Résumé de la décision
Mme C épouse A et M. D A, agissant pour eux-mêmes et pour leur fille mineure, ont saisi le juge des référés pour demander une prise en charge par l'État et le Samu social, en raison de leur situation de détresse, vivant dans la rue avec leur enfant de neuf mois. Le préfet de la région Ile-de-France a, après l'introduction de la requête, décidé de les héberger en urgence et de les orienter vers un SAS. En conséquence, le juge a déclaré que les conclusions en injonction avaient perdu leur objet et a rejeté le surplus des demandes, notamment la demande de remboursement des frais.
Arguments pertinents
1. Urgence et atteinte aux droits fondamentaux : Les requérants ont soutenu que leur situation d'errance avec un enfant en bas âge constituait une atteinte grave à plusieurs droits fondamentaux, notamment le droit à un hébergement d'urgence et le droit à la dignité humaine. Le juge a reconnu que l'urgence était justifiée par les circonstances de vie des requérants.
2. Prise en charge par l'État : Le préfet a agi en prenant en charge la famille après l'introduction de la requête, ce qui a conduit à la perte d'objet des conclusions en injonction. Le juge a noté que cette prise en charge était suffisante pour répondre aux besoins immédiats des requérants.
3. Rejet des frais : Le juge a également décidé qu'il n'y avait pas lieu de mettre à la charge de l'État le versement demandé par les requérants au titre des frais exposés, considérant que la situation avait été résolue par l'intervention du préfet.

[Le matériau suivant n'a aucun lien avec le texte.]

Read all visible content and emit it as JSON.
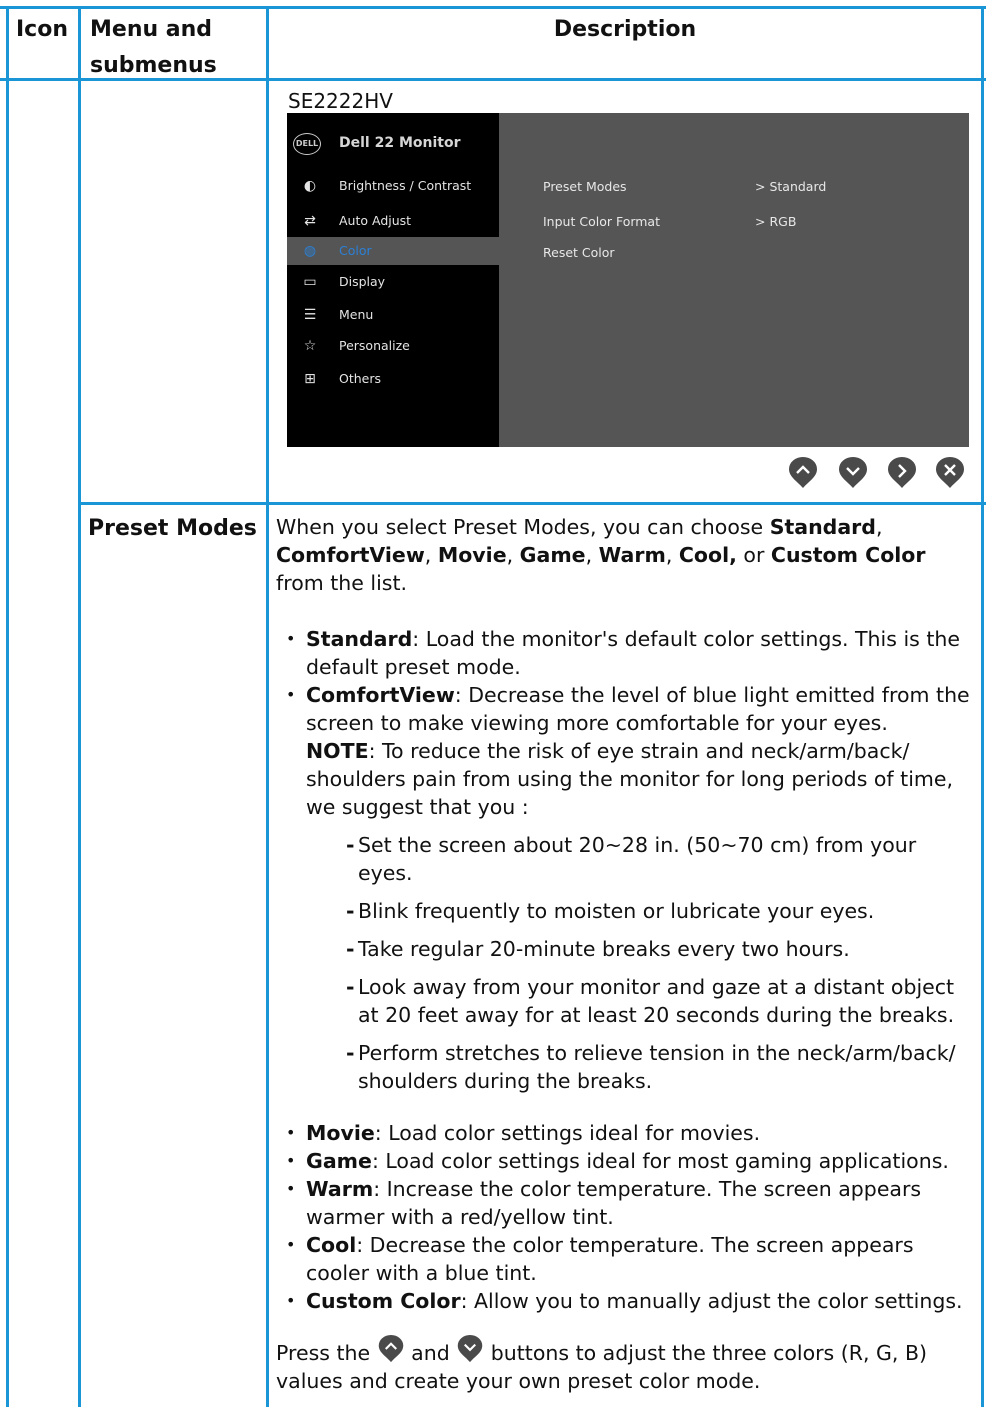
{
  "table": {
    "headers": {
      "icon": "Icon",
      "menu": "Menu and submenus",
      "description": "Description"
    }
  },
  "model_label": "SE2222HV",
  "osd": {
    "logo_text": "DELL",
    "title": "Dell 22 Monitor",
    "menu_items": [
      {
        "label": "Brightness / Contrast",
        "icon": "brightness-icon"
      },
      {
        "label": "Auto Adjust",
        "icon": "auto-adjust-icon"
      },
      {
        "label": "Color",
        "icon": "color-icon",
        "selected": true
      },
      {
        "label": "Display",
        "icon": "display-icon"
      },
      {
        "label": "Menu",
        "icon": "menu-icon"
      },
      {
        "label": "Personalize",
        "icon": "star-icon"
      },
      {
        "label": "Others",
        "icon": "others-icon"
      }
    ],
    "submenu": [
      {
        "label": "Preset Modes",
        "value": ">  Standard"
      },
      {
        "label": "Input Color Format",
        "value": ">  RGB"
      },
      {
        "label": "Reset Color",
        "value": ""
      }
    ],
    "colors": {
      "panel": "#555555",
      "sidebar": "#000000",
      "selected": "#2b80d6"
    }
  },
  "nav_buttons": [
    "up-button",
    "down-button",
    "right-button",
    "exit-button"
  ],
  "preset_modes": {
    "menu_label": "Preset Modes",
    "intro": {
      "p1": "When you select Preset Modes, you can choose ",
      "opt_standard": "Standard",
      "sep1": ",",
      "opt_comfortview": "ComfortView",
      "sep2": ", ",
      "opt_movie": "Movie",
      "sep3": ", ",
      "opt_game": "Game",
      "sep4": ", ",
      "opt_warm": "Warm",
      "sep5": ", ",
      "opt_cool": "Cool,",
      "sep6": " or ",
      "opt_custom": "Custom Color",
      "p2": " from the list."
    },
    "bullets": {
      "standard_term": "Standard",
      "standard_text": ": Load the monitor's default color settings. This is the default preset mode.",
      "comfort_term": "ComfortView",
      "comfort_text": ": Decrease the level of blue light emitted from the screen to make viewing more comfortable for your eyes.",
      "note_term": "NOTE",
      "note_text": ": To reduce the risk of eye strain and neck/arm/back/ shoulders pain from using the monitor for long periods of time, we suggest that you :",
      "movie_term": "Movie",
      "movie_text": ": Load color settings ideal for movies.",
      "game_term": "Game",
      "game_text": ": Load color settings ideal for most gaming applications.",
      "warm_term": "Warm",
      "warm_text": ": Increase the color temperature. The screen appears warmer with a red/yellow tint.",
      "cool_term": "Cool",
      "cool_text": ": Decrease the color temperature. The screen appears cooler with a blue tint.",
      "custom_term": "Custom Color",
      "custom_text": ": Allow you to manually adjust the color settings."
    },
    "tips": [
      "Set the screen about 20~28 in. (50~70 cm) from your eyes.",
      "Blink frequently to moisten or lubricate your eyes.",
      "Take regular 20-minute breaks every two hours.",
      "Look away from your monitor and gaze at a distant object at 20 feet away for at least 20 seconds during the breaks.",
      "Perform stretches to relieve tension in the neck/arm/back/ shoulders during the breaks."
    ],
    "press": {
      "p1": "Press the ",
      "p2": " and ",
      "p3": " buttons to adjust the three colors (R, G, B) values and create your own preset color mode."
    }
  },
  "colors": {
    "border": "#1a96d6",
    "button": "#4a4a4a"
  }
}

Interprétations et citations légales
1. Article L. 521-2 du code de justice administrative : Cet article permet au juge des référés d'ordonner des mesures nécessaires à la sauvegarde d'une liberté fondamentale en cas d'atteinte grave et manifestement illégale. La décision souligne que l'urgence doit être justifiée, ce qui a été le cas ici : "Saisi d'une demande en ce sens justifiée par l'urgence, le juge des référés peut ordonner toutes mesures nécessaires à la sauvegarde d'une liberté fondamentale".
2. Perte d'objet des conclusions : Le juge a constaté que la prise en charge par le préfet, intervenue après la requête, a rendu les demandes d'injonction sans objet. Cela illustre le principe selon lequel une mesure prise postérieurement à une demande peut rendre celle-ci caduque : "Par suite, leurs conclusions en injonction ont perdu leur objet et il n'y a pas lieu d'y statuer".
3. Frais exposés : Le rejet de la demande de remboursement des frais est fondé sur le fait que la situation des requérants a été résolue par l'intervention de l'administration, ce qui ne justifie pas une indemnisation : "Il n'y a pas lieu, dans les circonstances de l'espèce, de mettre à la charge de l'Etat le versement que M. et Mme A demandent au titre des frais exposés et non compris dans les dépens".
Cette décision illustre l'importance de l'intervention rapide des autorités publiques dans des situations d'urgence sociale et la capacité du juge des référés à statuer sur des demandes urgentes tout en tenant compte des évolutions de la situation des parties.